Seules les entreprises ayant effectué cette démarche pourront bénéficier du délai de dix ans, jusqu'en 2018, pour enregistrer définitivement ces substances, en livrant à l'AEPC le résultat d'analyses toxicologiques des effets de chacune d'elles sur l'environnement et la santé humaine, dans le contexte de chacune de ses utilisations possibles. Pour cela, il leur faudra établir des «fiches», rédigées de façon homogène selon le «système général harmonisé» (SGH) défini par l'AEPC. Si l'analyse se révèle positive, cette dernière pourra alors interdire ou limiter l'usage desdites substances. Les firmes qui ne respecteraient pas cette procédure verront tout simplement leurs produits interdits à la commercialisation.

Des parfums à la voiture

Bien que cette obligation touche toutes les industries - les substances chimiques en question entrent dans la fabrication d'une immense variété de produits de grande consommation -, les entreprises ne semblent pas avoir pris pleinement conscience de l'enjeu, selon les données recueillies par Ernst & Young en partenariat avec Eurosif pour Le Monde (Paris), La Stampa (Turin), El Pais (Madrid), Die Zeit Online (Hambourg) et Le Temps: dans les biens de consommation les plus immédiatement concernés par le règlement (équipement et construction automobiles et aéronautiques, parfums, cosmétiques, détergents, peintures, vernis, adhésifs...), seule une entreprise sur trois indique avoir au moins amorcé le processus visant à remplir ses obligations.

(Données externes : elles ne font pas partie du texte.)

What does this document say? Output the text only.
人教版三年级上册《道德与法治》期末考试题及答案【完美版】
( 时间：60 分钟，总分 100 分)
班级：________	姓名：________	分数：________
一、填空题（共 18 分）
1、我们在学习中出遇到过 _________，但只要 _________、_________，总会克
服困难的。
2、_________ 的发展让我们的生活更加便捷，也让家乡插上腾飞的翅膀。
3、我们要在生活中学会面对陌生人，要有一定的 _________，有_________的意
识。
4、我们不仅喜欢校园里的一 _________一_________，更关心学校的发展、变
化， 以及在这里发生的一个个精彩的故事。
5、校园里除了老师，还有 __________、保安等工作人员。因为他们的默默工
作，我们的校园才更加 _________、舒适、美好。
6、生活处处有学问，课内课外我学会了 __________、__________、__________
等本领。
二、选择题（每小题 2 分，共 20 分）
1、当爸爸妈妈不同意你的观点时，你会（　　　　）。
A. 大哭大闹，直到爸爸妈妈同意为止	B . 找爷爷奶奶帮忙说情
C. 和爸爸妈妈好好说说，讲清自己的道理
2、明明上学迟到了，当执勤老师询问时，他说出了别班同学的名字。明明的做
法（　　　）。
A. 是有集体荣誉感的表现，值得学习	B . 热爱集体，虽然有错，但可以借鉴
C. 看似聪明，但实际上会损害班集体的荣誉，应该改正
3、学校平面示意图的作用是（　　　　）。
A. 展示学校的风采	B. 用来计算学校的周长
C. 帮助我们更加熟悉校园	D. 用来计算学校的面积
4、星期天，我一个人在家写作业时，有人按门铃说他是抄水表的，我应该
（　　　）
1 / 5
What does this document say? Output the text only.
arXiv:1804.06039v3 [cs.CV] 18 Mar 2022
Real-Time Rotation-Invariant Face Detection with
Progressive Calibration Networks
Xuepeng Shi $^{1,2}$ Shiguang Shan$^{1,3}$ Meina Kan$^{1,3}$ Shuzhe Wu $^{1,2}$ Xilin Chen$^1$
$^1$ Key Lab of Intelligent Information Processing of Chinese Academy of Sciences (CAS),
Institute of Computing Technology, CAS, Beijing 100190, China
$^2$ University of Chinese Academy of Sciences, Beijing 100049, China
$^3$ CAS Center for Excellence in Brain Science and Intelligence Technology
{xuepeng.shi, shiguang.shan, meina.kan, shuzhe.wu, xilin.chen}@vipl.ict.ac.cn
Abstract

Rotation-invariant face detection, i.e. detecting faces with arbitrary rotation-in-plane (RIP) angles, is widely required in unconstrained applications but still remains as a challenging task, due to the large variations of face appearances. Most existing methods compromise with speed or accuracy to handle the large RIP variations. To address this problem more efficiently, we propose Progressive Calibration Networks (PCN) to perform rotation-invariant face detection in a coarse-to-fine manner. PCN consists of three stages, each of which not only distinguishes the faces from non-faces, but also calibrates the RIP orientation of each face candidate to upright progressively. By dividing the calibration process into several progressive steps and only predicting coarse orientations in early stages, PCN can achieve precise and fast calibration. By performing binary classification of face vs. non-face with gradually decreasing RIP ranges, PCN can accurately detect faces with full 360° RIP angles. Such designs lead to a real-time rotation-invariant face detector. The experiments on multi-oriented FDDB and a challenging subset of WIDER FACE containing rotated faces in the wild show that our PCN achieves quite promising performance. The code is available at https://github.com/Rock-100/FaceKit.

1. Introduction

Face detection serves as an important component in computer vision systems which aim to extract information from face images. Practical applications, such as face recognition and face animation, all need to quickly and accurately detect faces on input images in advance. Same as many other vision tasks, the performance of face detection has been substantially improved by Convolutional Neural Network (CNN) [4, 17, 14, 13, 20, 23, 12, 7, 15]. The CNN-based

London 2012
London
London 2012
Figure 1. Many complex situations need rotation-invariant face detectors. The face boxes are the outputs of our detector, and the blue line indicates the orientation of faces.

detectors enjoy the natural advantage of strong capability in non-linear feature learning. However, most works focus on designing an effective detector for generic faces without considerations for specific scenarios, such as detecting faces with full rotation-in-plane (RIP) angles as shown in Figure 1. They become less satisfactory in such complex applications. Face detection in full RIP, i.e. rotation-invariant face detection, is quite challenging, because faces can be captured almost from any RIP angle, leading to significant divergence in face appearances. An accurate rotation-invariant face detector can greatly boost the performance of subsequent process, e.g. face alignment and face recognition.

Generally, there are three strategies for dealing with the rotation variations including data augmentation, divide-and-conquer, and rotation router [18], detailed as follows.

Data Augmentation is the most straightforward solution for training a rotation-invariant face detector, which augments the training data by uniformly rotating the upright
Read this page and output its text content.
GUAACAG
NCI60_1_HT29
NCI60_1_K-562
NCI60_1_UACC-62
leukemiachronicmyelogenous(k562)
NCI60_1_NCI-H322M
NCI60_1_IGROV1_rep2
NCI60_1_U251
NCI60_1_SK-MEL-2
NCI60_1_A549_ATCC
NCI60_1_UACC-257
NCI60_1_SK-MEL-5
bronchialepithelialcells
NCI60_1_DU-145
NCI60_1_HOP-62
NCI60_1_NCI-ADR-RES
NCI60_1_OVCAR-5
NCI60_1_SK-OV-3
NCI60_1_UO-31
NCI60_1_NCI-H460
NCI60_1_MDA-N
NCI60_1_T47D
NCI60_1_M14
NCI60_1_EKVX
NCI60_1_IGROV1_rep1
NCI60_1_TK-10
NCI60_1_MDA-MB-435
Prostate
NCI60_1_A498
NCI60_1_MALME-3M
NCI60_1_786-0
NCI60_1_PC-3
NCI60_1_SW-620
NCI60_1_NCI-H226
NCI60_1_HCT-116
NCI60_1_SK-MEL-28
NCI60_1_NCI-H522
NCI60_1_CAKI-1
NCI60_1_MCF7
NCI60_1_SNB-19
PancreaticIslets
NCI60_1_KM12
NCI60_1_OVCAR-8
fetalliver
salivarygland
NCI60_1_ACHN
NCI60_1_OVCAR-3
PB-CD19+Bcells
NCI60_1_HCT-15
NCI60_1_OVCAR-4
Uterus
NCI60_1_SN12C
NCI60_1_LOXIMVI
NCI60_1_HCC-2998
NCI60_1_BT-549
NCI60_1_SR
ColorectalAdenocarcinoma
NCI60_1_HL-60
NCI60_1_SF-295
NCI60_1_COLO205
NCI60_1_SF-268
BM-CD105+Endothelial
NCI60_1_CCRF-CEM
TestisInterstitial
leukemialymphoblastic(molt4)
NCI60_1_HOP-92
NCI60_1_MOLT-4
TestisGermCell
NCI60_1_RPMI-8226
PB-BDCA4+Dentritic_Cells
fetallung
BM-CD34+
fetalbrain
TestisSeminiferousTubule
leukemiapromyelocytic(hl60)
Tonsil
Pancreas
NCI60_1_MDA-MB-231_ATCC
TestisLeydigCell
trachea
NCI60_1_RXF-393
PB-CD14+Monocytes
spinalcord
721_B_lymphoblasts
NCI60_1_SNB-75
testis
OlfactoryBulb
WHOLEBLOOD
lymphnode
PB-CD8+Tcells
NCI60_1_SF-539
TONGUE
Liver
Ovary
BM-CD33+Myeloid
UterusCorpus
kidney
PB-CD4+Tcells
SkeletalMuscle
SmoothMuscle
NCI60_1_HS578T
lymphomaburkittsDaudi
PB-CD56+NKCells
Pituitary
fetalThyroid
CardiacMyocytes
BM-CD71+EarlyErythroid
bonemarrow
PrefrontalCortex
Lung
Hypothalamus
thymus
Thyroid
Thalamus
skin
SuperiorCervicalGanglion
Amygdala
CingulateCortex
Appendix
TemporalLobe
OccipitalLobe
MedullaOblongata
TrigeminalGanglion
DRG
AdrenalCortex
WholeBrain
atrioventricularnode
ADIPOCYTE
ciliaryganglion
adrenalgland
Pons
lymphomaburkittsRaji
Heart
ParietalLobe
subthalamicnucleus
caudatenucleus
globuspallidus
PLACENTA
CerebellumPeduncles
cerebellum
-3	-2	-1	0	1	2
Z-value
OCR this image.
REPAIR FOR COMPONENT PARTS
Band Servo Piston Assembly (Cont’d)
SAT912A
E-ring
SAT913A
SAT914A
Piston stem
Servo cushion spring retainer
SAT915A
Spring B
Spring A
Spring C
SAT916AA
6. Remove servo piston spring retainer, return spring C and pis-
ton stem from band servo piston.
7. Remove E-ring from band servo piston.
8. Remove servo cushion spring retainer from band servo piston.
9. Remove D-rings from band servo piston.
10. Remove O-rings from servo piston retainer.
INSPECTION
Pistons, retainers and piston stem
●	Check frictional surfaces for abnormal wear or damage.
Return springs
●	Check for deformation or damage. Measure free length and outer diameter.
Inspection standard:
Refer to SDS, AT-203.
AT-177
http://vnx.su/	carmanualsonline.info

Parmi les 19 sociétés ayant publié des informations sur Reach, la plupart ont mis en place un outil de gestion, 10 seulement ont commencé à recenser les substances (4 ont achevé ce travail), 7 ont anticipé sur la deuxième étape (l'analyse des risques), 4 sont allées au bout de la démarche en abandonnant au moins une substance jugée nocive. Le 11 avril, la Commission européenne s'est émue de ce retard, surtout celui des PME. Pourtant, la situation de ces dernières n'est pas la plus préoccupante. «Elles attendent de reprendre les analyses toxicologiques effectuées par les grandes entreprises, qu'elles n'ont pas les moyens de faire seules, pour s'enregistrer», estime un expert. Le faible volume et le petit nombre des substances concernées rendent également l'obstacle surmontable dans les six mois qui viennent, alors que les grands groupes devront affronter un risque d'une autre ampleur: la longueur de leurs cycles de production - dans la construction aéronautique par exemple - fait qu'un produit conçu aujourd'hui pourra incorporer, lorsqu'il sera mis sur le marché dans dix ans, une substance entre-temps interdite par l'AEPC!

Dégager un consensus technique

Par ailleurs, les grands groupes devront, au-delà de la diffusion de l'information en interne et de la mise en place d'outils de gestion, entrer de plain-pied dans le travail opérationnel exigé par Reach. Après la constitution des dossiers de préenregistrement, il leur faudra participer à des consortiums et à des forums d'information (ces derniers ouvriront sur Internet en janvier 2009), destinés à recenser les utilisations des substances et à élaborer conjointement (pour les consortiums) les études toxicologiques, afin de dégager un consensus technique et de mutualiser le coût des analyses. Puis il faudra élaborer les fiches SGH et déposer les analyses à l'AEPC.

Reach offre aux entreprises, en particulier à celles qui exportent vers l'UE et tombent à ce titre sous le coup du règlement, la possibilité de sous-traiter l'ensemble de la procédure à un «représentant exclusif» qui peut être une filiale ou un importateur (pour les entreprises hors UE) ou encore une société de conseil (pour toutes les sociétés), qui sera seul responsable devant l'AEPC. Cette fonction exigeant une simple «compétence», et non un agrément, les structures de ce type sont en train de se multiplier pour offrir leurs services aux entreprises déboussolées. «Le marché devra donc faire le tri», commente un expert.